An den kostbar aufgemachten Reiseführern der DuMont Visuell Reihe scheiden sich die Geister. Für die einen sind es die Könige der Reiseführer, die anderen bekommen von den vielen Bildern und dem kleinen Schriftbild Kopfschmerzen. Ich selbst besitze eine ganze Reihe dieser Reiseführer und habe sie bislang eher als Coffee Table Books genutzt, d. h. als Bücher in denen man mal ein wenig schmökert, wenn einen das Fernweh packt.
Nun war ich in Paris und hatte nur das vorliegende Buch als Reiseführer dabei. Es ergab sich also ein Praxistest, und ich war überrascht, wie gut sich dieses Buch bewährte. Im Unterschied zu meinen verehrten Vorrezensenten kam ich nämlich mit dem Duont Visuelle bestens durch die Stadt. Nach einer allgemeinen Einleitung über Geschichte, Architektur, Malerei, Literatur, Mode , Museen sowie Essen und Trinken ( jedes Thema ein eigenes Kapitel!) wird der Besucher in nicht weniger als 17 stadtteilbezogenen Kapiteln in einer geradezu enzyklopädischen Fülle durch das gesamte Stadt Paris geführt. Die Vielfalt an Aspekten aus allen Bereichen der Kultur, Geschichte und Wirtschaft, die diese Abschnitte offerieren, sind auch mit einem Dutzend Parisreisen kaum auszuschöpfen.

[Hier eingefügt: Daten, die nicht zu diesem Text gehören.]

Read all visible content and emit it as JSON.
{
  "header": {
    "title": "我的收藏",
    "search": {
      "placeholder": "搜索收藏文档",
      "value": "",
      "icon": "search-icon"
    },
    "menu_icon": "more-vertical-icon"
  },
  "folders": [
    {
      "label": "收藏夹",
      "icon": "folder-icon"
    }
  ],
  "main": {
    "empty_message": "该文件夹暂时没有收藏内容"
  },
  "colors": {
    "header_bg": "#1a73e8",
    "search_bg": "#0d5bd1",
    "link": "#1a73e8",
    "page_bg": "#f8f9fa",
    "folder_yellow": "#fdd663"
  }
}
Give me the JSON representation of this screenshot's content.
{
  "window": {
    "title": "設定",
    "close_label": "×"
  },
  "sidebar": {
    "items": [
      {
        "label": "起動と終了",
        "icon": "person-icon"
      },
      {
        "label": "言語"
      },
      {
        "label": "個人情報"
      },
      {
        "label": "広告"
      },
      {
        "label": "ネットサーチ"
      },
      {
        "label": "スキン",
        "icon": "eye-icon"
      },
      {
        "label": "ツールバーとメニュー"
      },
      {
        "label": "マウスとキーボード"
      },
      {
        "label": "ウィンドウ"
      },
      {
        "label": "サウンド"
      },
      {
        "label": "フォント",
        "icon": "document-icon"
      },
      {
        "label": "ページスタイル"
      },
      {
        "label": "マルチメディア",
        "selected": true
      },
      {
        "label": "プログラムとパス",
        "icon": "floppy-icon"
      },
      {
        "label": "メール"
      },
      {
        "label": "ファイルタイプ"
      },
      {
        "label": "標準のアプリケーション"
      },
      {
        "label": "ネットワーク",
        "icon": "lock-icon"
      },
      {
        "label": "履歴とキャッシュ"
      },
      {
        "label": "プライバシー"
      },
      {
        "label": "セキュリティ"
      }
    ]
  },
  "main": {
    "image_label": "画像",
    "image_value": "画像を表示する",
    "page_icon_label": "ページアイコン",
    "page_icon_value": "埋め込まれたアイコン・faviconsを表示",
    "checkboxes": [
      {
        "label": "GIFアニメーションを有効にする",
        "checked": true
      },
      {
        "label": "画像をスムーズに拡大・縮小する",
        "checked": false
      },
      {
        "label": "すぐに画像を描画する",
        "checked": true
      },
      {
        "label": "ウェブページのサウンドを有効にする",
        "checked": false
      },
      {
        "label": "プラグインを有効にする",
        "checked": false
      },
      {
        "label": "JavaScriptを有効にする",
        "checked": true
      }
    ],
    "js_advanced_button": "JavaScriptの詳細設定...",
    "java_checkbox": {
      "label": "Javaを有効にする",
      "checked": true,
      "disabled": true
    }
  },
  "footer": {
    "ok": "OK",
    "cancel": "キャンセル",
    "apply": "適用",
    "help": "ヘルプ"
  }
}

Die graphische Gestaltung ist bei den DuMont Visuell Reiseführern ohnehin von konkurrenzloser Pracht: die ausfaltbare zehnseitige Seinekarte sucht ihresgleichen , und auch die visuelle Präsentation des Musee d Orsay ist ein reiner Augenschmaus. Und last not least: jeder im Text erwähnte Ort ist im ausführlichen Register auch zu finden, so dass es dann kein Problem mehr darstellt, ihn auf dem 21seitigen (!) Stadtplan am Ende des Buches auch zu lokalisieren. Inhaltlich, logistisch und optisch eine Wucht!